Of the nineteenth century, people began to study the nonlinear partial differential equations (PDEss). Since1960, the research of nonlinear developed rapidly. Study of PDEss as a new interdisciplinary subject, the contents of it richer and richer. One of important achievements is variety of methods which found accurate solutions for nonlinear partial differential equations, especially in isolated of the wave solutions.
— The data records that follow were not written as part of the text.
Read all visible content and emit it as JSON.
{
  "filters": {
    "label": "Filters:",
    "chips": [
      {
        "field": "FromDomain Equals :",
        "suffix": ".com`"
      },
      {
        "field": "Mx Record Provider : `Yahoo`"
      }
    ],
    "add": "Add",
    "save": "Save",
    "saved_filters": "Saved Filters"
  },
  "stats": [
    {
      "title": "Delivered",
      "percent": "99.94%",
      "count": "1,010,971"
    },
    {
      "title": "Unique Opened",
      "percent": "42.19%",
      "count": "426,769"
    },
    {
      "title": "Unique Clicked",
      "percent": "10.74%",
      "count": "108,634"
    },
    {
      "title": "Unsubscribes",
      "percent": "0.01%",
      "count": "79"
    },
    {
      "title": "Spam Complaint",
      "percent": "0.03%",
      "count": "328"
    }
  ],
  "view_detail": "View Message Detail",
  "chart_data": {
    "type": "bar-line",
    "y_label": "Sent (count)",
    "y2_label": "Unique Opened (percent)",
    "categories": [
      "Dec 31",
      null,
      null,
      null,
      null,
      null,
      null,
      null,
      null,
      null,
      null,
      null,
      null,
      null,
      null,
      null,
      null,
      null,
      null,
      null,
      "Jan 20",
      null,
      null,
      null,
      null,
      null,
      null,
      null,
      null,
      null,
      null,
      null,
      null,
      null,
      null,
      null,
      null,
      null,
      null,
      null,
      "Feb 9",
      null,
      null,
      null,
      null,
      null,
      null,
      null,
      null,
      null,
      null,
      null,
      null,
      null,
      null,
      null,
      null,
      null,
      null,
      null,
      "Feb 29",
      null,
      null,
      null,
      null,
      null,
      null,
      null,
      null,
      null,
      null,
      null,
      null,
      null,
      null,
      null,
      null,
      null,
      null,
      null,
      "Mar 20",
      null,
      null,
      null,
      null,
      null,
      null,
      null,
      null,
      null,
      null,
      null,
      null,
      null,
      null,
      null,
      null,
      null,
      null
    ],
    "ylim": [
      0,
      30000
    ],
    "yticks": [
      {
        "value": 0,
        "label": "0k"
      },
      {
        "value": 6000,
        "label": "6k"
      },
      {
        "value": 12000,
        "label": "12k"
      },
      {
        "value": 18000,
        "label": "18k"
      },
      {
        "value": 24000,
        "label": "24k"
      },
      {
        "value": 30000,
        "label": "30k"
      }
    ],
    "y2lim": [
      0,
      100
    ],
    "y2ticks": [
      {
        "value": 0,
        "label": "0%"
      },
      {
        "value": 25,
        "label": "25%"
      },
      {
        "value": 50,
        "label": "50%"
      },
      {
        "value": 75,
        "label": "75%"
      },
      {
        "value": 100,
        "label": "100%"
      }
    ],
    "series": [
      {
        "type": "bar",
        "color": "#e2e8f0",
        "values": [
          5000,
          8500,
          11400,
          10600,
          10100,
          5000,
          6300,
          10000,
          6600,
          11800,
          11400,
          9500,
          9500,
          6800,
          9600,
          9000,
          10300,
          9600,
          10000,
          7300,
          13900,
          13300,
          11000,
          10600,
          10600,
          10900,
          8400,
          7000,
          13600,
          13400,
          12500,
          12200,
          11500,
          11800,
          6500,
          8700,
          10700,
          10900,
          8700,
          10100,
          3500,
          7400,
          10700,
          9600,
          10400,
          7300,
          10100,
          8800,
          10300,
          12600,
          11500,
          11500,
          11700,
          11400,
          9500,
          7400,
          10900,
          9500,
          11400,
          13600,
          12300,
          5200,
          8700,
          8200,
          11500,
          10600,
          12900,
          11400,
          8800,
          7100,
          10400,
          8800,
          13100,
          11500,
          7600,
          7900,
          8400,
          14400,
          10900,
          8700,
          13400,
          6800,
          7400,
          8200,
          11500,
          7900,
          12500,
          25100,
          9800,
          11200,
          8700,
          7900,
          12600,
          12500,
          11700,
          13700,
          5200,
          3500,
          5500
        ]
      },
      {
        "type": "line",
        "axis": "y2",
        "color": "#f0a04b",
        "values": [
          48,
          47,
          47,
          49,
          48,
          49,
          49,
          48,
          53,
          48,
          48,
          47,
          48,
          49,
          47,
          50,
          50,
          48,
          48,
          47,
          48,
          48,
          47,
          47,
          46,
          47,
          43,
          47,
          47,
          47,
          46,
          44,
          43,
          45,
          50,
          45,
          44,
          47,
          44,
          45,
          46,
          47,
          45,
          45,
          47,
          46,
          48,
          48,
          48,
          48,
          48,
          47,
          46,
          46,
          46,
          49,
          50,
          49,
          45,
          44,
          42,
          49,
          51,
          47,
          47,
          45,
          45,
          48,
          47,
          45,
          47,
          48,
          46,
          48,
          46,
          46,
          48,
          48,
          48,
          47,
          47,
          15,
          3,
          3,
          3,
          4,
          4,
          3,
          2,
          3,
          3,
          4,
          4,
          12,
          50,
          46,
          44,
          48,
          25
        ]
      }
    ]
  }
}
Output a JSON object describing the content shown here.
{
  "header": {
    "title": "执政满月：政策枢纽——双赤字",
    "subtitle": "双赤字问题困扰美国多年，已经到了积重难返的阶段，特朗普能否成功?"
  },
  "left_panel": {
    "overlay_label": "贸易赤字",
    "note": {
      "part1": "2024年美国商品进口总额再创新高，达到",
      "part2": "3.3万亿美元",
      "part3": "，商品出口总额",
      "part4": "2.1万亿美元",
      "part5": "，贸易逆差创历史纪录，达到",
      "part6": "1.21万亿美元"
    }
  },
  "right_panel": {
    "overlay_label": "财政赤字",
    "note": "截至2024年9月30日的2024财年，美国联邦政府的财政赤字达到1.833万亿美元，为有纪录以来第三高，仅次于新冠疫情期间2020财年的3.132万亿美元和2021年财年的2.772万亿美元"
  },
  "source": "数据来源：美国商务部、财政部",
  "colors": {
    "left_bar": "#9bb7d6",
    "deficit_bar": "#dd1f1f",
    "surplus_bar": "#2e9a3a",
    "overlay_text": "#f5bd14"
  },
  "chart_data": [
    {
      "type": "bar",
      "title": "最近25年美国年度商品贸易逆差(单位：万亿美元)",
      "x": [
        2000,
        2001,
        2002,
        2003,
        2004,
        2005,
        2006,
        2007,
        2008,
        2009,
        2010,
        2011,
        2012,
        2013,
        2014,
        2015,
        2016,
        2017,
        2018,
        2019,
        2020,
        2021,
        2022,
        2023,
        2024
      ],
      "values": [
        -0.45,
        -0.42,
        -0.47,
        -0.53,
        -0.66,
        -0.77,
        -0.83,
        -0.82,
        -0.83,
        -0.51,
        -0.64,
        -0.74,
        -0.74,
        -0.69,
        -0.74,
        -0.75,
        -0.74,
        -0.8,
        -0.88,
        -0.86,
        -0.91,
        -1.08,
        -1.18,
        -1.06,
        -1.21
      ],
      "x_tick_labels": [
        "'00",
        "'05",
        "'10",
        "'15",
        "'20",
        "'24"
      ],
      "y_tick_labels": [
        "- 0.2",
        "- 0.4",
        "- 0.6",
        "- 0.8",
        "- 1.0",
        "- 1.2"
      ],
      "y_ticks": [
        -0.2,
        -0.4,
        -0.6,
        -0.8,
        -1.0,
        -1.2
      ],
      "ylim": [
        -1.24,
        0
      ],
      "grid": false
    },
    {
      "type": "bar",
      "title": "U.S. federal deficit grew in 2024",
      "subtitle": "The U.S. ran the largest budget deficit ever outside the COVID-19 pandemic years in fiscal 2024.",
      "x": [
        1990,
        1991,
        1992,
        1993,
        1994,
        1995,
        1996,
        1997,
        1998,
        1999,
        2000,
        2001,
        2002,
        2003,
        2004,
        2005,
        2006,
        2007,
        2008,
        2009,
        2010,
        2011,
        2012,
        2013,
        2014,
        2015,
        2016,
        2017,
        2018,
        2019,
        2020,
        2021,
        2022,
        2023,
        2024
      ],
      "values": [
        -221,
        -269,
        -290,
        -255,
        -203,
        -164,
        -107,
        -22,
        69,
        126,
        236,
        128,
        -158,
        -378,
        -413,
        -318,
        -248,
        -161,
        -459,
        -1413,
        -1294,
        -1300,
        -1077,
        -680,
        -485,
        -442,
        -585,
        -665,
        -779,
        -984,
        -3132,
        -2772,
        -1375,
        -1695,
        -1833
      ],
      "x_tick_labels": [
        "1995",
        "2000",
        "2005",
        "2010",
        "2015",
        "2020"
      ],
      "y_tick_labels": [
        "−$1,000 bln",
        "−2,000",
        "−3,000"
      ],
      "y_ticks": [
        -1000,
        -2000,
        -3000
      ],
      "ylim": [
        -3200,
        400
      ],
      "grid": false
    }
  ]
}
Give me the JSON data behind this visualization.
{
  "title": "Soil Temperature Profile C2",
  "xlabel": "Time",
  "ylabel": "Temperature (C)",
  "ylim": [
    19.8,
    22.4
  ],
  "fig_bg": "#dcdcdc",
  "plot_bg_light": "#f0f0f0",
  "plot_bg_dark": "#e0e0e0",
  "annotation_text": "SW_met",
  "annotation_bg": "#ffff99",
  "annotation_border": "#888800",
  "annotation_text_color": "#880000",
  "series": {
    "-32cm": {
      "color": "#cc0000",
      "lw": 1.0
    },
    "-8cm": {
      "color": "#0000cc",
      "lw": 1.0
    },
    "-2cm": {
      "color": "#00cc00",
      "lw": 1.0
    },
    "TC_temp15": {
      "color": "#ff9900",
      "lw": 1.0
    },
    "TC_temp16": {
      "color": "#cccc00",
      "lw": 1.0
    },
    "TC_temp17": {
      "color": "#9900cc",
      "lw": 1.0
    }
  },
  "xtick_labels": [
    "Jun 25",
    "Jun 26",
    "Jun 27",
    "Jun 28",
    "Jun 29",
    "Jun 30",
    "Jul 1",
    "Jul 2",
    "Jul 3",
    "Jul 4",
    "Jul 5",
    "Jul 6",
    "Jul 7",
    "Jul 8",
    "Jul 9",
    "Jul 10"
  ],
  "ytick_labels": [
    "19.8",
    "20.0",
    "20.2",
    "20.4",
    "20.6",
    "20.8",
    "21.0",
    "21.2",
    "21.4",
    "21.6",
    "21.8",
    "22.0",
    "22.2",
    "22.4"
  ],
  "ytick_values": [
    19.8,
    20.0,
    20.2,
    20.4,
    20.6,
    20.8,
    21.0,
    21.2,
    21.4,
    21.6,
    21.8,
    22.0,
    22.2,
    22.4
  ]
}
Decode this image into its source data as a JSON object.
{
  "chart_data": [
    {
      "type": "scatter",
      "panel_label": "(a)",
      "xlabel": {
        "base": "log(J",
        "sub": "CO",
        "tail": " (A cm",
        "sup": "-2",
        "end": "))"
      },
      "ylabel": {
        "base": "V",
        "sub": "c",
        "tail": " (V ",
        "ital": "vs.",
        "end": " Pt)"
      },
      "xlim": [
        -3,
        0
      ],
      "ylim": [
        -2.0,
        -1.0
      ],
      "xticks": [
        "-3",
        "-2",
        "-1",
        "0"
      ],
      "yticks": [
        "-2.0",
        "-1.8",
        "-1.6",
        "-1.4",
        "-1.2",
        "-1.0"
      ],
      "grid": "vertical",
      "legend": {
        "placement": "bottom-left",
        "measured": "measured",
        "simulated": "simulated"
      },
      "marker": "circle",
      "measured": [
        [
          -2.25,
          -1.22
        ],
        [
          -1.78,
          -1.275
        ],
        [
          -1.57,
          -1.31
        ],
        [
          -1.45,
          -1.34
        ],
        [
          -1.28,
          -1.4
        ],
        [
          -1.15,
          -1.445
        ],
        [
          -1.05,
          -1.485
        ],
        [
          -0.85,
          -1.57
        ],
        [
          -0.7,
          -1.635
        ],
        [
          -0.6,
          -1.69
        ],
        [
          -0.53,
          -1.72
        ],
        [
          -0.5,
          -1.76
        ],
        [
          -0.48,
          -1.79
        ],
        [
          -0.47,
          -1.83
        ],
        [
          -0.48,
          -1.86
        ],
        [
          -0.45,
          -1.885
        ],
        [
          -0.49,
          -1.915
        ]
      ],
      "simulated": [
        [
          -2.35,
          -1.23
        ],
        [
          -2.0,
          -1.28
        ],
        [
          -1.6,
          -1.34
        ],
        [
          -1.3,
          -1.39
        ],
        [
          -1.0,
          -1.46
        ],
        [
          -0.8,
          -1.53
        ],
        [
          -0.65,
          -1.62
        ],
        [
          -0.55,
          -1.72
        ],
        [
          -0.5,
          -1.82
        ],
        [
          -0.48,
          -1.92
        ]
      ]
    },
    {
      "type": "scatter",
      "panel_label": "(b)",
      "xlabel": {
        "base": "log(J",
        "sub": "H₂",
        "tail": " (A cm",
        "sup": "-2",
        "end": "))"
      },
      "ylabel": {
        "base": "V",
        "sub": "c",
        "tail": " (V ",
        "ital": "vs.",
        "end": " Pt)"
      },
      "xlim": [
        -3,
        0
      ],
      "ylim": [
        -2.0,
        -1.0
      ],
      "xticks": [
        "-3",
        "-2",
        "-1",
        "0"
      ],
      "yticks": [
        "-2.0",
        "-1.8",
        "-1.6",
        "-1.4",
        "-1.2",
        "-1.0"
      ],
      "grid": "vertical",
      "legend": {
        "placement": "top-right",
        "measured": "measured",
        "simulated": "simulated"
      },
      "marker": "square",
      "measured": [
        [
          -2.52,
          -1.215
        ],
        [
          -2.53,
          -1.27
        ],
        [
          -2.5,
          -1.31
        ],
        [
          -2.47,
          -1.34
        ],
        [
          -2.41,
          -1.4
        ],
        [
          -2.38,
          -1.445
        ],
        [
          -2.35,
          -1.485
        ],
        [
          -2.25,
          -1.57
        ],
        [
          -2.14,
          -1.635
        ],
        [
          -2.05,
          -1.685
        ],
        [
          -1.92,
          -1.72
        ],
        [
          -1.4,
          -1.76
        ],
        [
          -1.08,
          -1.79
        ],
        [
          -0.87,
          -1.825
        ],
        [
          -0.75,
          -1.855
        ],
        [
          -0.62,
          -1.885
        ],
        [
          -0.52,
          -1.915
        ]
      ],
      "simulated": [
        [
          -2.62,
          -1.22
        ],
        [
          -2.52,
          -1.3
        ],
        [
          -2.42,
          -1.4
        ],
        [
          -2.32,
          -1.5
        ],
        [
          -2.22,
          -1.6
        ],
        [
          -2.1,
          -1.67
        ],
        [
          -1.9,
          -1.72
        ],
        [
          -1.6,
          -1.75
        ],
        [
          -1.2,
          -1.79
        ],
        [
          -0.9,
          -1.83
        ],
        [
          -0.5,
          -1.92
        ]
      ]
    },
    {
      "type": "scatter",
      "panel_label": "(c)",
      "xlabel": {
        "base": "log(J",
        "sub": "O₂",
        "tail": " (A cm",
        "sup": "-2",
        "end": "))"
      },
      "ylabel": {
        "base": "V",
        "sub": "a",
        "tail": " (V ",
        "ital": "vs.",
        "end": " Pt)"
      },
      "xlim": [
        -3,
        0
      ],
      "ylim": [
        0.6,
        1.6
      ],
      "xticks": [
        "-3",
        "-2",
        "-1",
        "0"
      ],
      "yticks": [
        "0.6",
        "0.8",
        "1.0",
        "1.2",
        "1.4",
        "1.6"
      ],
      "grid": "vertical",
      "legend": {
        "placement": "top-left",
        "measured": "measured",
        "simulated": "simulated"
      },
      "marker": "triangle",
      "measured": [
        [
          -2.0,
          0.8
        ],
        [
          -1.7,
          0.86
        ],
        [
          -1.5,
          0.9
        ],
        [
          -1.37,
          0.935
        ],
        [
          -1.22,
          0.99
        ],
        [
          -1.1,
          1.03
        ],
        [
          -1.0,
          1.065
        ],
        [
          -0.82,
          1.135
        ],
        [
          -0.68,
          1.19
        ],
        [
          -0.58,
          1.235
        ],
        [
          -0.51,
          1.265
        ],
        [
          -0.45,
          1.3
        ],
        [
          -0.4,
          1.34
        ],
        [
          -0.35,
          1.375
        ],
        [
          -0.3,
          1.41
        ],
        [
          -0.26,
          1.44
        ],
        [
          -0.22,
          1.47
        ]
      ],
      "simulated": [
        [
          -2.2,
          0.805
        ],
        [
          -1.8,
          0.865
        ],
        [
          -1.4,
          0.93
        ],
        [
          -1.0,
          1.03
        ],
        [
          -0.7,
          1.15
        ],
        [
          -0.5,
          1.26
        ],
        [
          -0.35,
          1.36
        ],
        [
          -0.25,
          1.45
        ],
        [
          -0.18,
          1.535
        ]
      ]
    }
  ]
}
For example, Inverse scattering method, hom-egeneous balancing method, Darboux transformation Hirota bilinear method, Tanh function method, homoclinic test technique, F-expansion method eta. These methods have been successful got a lot solutions of nonlinear partial differential accurate equations. This article on the basis of solution theory and method of study and research, improve and applied the method to obtain several of the equations new accurate solution. This paper with a total of four chapters, Content as follows.The first chapter:Introduce soliton theory research background and their development. To elaborate integrability of equation, introduced several ways of the solution of PDEss.The second chapter:First application homoclinic test technique, introduce test function, combination of Hirota bilinear method determines the pending function of the test function. Then to find the solution of the (2+1)-dimensional Boussinesq equation. Using extended homoclinic test technique we obtain new accurate solution of (2+1)-dimensional Boussinesq equation. Application software of computer symbol matlab draw images of solutions. Second used in the solution of equations of the F-expansion method, to solve the equations with the solutions of auxiliary equation, structure of solutions be enriched. Finally, solve Hirota-Satsuma equations by extended Tanh function method. Solve MEW equation by another extended Tanh function method.The third chapter:gave a detailed account Lie group theory. First of all, clear definitions and important theorem, introduce how to use the Lie group theory about reduction and solution. Then application method to Lie and software of computer symbol maple obtain infintesimal generator and Lie symmetry of Boussinesq-Burgers equation. Through different select values situation, obtain reduction of equations. Obtain Lie group of transformations by solve the initial value problems of the equations and obtain new solutions of the equations.The furth chapter:Summary of the full paper.